Accuracy for parahisian accessory pathways
There are many difficulties for all algorithms, one of them is the location of the AP in the parahisian zone, since the proximity with the normal conduction system, can make the preexcitation patter not as evident as other locations also generates much heterogeneity in ECG findings10,11. Wren et al. demonstrated that in children with WPW syndrome, no algorithm has a good accuracy for mid septal AP and right antero septal AP, areas where the parahisian AP are located1. Nonetheless, we demonstrated that if we considered useful the exact and the adjacent anatomical location, the QRS-polarity algorithm has an accuracy of 76.9% for parahisian AP.
Our results are different from those reported by Texeira et al, they also considered the exact and the adjacent positions as good locations for determinate the accuracy, they found that for septal AP the accuracy of the QRS-polarity algorithm was 68.6% and for Fitzpatrick's algorithm was 69.6%5. These differences could be explained because the anteroseptal AP are not necessarily Parahisian.

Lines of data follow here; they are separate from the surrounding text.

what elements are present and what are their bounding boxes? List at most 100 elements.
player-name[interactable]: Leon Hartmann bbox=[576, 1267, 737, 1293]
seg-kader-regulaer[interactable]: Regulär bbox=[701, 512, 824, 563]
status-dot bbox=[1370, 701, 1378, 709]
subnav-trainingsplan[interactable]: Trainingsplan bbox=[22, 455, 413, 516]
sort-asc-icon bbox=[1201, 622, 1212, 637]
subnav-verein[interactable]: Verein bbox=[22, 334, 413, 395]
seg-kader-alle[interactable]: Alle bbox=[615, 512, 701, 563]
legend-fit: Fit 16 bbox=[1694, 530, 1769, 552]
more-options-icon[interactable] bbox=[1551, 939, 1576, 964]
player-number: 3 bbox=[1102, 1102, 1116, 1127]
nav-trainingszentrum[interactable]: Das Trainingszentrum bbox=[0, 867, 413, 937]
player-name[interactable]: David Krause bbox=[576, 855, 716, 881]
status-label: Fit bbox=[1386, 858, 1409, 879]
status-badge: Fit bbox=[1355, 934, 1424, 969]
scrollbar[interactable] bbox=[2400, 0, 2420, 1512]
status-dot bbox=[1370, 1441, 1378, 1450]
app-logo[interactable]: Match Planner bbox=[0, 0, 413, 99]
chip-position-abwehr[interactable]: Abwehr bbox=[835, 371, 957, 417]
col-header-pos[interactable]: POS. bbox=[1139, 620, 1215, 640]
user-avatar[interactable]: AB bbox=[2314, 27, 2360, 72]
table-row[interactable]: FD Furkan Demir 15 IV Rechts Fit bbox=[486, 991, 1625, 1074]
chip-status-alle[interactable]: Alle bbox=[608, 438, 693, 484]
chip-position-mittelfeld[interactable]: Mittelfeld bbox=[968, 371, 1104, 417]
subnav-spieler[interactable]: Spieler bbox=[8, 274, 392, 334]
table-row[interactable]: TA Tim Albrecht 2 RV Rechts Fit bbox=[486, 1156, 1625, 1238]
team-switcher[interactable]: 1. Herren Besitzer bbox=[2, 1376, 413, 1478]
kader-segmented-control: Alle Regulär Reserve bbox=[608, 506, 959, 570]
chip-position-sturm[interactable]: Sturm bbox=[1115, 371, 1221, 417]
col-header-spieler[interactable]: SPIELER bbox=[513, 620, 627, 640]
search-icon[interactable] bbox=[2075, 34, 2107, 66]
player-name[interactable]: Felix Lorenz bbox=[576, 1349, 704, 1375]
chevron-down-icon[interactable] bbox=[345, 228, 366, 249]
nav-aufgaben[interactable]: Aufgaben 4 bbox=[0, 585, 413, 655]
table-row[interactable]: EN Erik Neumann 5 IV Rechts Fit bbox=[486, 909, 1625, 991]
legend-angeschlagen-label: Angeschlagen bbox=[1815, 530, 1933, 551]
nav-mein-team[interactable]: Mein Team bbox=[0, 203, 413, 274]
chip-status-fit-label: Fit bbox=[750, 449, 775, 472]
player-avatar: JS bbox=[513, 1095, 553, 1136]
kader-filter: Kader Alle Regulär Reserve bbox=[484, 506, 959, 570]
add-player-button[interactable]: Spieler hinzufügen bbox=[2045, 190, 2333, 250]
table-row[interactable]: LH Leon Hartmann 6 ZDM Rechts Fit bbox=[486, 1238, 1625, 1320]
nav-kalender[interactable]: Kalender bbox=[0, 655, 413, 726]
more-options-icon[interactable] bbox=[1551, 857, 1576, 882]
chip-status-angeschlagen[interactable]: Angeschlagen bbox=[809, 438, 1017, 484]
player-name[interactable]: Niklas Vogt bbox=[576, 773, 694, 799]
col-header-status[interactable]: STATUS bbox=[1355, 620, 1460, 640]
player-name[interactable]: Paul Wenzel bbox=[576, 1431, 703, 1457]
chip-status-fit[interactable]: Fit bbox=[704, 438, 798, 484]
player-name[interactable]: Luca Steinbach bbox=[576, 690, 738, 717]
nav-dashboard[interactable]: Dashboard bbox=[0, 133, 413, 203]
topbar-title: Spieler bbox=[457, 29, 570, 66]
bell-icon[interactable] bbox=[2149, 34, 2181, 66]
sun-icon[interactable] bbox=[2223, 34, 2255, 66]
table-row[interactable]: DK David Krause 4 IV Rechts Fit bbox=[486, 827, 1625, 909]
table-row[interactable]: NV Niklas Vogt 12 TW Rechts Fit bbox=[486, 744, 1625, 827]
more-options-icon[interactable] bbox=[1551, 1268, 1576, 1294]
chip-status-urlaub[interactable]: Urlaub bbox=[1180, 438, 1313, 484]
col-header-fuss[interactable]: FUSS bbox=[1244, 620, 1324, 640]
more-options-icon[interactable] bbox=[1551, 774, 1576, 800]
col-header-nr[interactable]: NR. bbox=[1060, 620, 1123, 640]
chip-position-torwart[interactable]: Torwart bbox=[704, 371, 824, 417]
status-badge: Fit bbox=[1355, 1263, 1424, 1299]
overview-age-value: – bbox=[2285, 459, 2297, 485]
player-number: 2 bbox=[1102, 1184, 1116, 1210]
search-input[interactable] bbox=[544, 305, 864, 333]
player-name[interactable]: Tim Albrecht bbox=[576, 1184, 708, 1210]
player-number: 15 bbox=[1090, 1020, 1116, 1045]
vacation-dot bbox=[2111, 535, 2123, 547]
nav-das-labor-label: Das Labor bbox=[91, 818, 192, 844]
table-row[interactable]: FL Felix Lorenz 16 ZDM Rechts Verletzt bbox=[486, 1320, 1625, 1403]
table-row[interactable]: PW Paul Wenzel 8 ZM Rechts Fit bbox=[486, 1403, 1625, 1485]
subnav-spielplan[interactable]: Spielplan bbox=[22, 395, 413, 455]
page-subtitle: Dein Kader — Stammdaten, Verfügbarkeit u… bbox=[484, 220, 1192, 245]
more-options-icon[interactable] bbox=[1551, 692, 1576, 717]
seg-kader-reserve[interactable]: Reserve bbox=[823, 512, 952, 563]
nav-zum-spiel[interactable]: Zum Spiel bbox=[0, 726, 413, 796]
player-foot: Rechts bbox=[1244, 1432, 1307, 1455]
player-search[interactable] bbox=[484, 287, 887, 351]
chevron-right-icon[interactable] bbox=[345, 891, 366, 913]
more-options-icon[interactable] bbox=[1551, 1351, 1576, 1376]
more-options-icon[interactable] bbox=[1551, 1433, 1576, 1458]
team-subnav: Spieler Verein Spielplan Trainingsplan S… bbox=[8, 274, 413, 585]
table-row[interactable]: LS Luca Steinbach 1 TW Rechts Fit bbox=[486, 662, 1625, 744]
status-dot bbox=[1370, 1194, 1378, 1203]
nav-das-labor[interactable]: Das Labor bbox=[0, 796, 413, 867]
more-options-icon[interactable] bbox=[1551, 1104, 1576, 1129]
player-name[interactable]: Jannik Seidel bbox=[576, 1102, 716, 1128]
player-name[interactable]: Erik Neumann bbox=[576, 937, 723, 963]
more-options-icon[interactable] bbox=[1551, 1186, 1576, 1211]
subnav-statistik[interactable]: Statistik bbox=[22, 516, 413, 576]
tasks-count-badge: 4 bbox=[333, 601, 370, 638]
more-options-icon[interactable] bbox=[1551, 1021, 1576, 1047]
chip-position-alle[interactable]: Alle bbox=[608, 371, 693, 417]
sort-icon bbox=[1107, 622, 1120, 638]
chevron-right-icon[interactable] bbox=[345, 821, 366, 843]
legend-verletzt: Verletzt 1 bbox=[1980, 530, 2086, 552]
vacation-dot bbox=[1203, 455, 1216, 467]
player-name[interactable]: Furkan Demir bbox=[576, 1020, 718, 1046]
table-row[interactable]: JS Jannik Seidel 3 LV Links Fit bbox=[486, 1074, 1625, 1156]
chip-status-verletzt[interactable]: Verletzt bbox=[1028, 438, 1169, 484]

We must clarify that, although the QRS-polarity algorithm does not include specifically the mid septal and parahisian pathway, it does not reduce its power. These anatomical positions were not considered due to the fact, that in these locations it is less common to see a clear preexcitation pattern, this affects the precision of any algorithm. A recent publication considers that the anteroseptal and parahisian zones are the same7 but the AP will be considered as parahisian only if the His bundle potential is recorded at the same time as the ventricular or atrial insertion. Therefore, a correct location for the parahisian AP according to the QRS-Polarity algorithm would be the right anteroseptal region.
Limitations
Like all algorithms there is an inherently limitation produced by biologic variability in anatomy, presence of multiple pathways, intrinsic ECG abnormalities and variation in degree of pre-excitation. Most algorithms attempt to determine the AP location using the resting ECG, but the degree of preexcitation at rest varies from one patient to another22. Interobserver variation also plays an important role.
This trial has the inherent limitations of any retrospective analysis. It is also unicentric. The relatively small number of parahisian AP in our population is probably one of the more important limitations, so our results about the parahisian AP need to be confirmed by another trial or meta-analysis.
Conclusions
The QRS-polarity algorithm has a good global accuracy with a kappa coefficient of 0.78 and Pearson coefficient of 0.90, the accuracy is higher for the left lateral AP with the kappa coefficient of 0.98. The preexcitation pattern generated by a parahisian AP is highly variable, the QRS-Polarity algorithm has one of the highest accuracies for the parahisian AP.